GEM Japan Whole Genome Aggregation (GEM-J WGA) Panel
Summary
The GEM-J WGA panel is a variant frequency dataset of a Japanese general population, which was obtained by joint variant calling of whole genome sequence (WGS) data collected from 7,609 individuals across Japan. The WGS data is also available in a controlled access manner. They are the result of a joint research by Tohoku Medical Megabank Organization (ToMMo), Iwate Tohoku Medical Megabank Organization, RIKEN, and the Institute of Medical Science of the University of Tokyo, as part of the GEnome Medical alliance Japan (GEM Japan) project promoted by the Agency for Medical Research and Development (AMED).
Note that the GRCh37-based data was lifted over to GRCh38 by using transanno.
- GRCh37 version/last update: 2020/07/27
- Sample size: 7,609
- Number of alternative alleles after the liftover from GRCh37 to GRCh38:94,961,154
Terms of use
GEM-J Whole Genome Aggregation (WGA) panel by GEnome Medical alliance Japan (GEM-J) is licensed under a Creative Commons Attribution 4.0 International License. As additional terms, it is prohibited from identifying and contacting research participants. No warranty or liability is assumed for the data. This is complied with Article 5 (No Warranty and Limitation of Liability) of the Creative Commons Attribution 4.0 International License.
How to credit in your works
"GEM Japan Whole Genome Aggregation (GEM-J WGA) Panel" by GEnome Medical alliance Japan Project (GEM-J) is licensed under CC BY 4.0. See also additional terms of use.
How to cite in your publications
"GEM Japan Whole Genome Aggregation (GEM-J WGA) Panel". Japan: GEnome Medical alliance Japan Project (GEM-J). Available from: https://grch38.togovar.org/doc/datasets/gem_j_wga.
Download VCF files created by the data provider [Unrestricted access]
Click here to download the VCF files. The files have been converted from GRCh37 to GRCh38 using CrossMap (last updated on 2021-11-29).
WGS datasets used for joint variant calling [Controlled access]

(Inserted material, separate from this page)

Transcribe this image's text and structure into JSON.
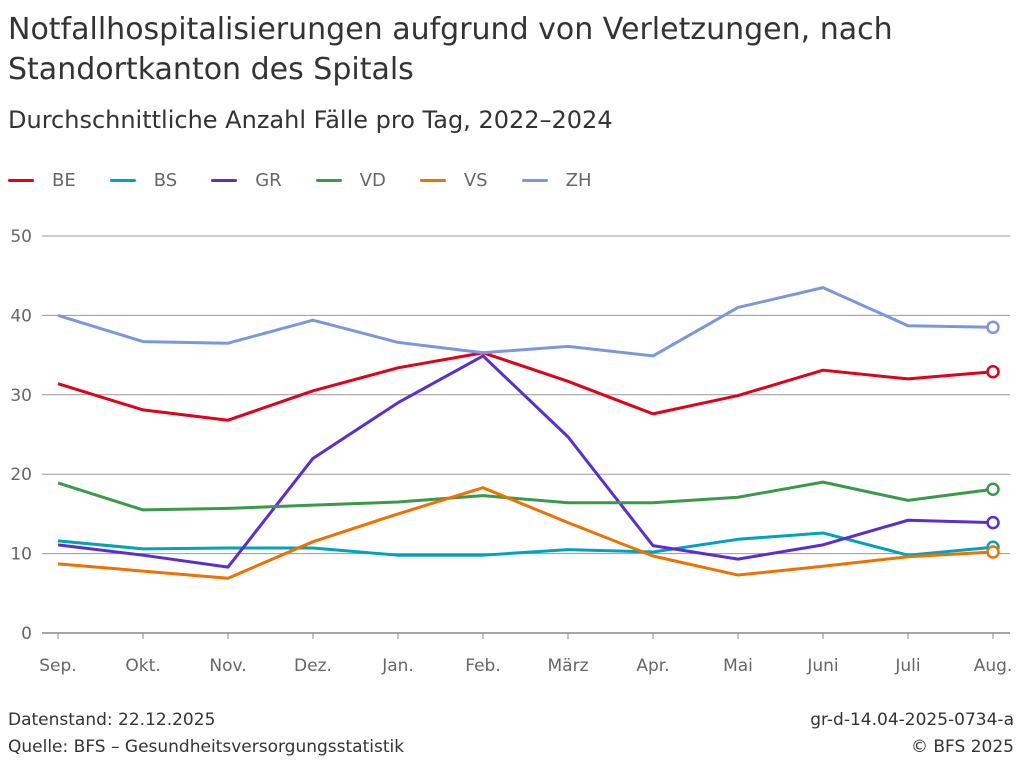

If you would like to use the datasets, apply for data use of them whose ID begins with "JGAD" and "AGDS" to the NBDC Human database and the AMED group sharing database, respectively.
Dataset ID (NBDC research ID) | Study title | Participants | Sample size | Data provider |
---|---|---|---|---|
Total | 7,609 | |||
JGAD000220 (hum0014) | The Tailor-made Medical Treatment Program (BioBank Japan: BBJ) | The cohort participants registered in the BBJ from 2003 to 2007 | 768 | BioBank Japan |
AGDS_00000000005 (agd0008) | バイオバンク・ジャパンの運営・管理と個別化医療の実現に向けた疾患バイオマーカー探索 (English page is under construction) | 心筋梗塞、胃がん(非腫瘍組織)、認知症 | 2,089 | BioBank Japan |
JGAD000117 (hum0103) | To investigate genomic alterations of Japanese biliary tract cancers | Biliary tract cancer (non-tumor tissue) | 17 | RIKEN Center for Integrative Medical Sciences |
JGAD000228 (hum0158) | To investigate genomic alterations of Japanese liver cancers | Liver cancer (non-tumor tissue) | 220 | RIKEN Center for Integrative Medical Sciences |
JGAD000233 (hum0160) | To investigate genomic alterations of Japanese esophageal squamous cell carcinomas | Esophageal squamous cell carcinoma (non-tumor tissue) | 20 | RIKEN Center for Integrative Medical Sciences |
JGAD000338 JGAD000339 (hum0184) | Construction of Japanese Whole-Genome database | General residents | 4,495 | Tohoku Medical Megabank Organization |
Note: Those datasets above provide fastq/bam file formatted data. The result data will be shown in our database soon. The sample size of each dataset indicates the sample number after quality control in this current study.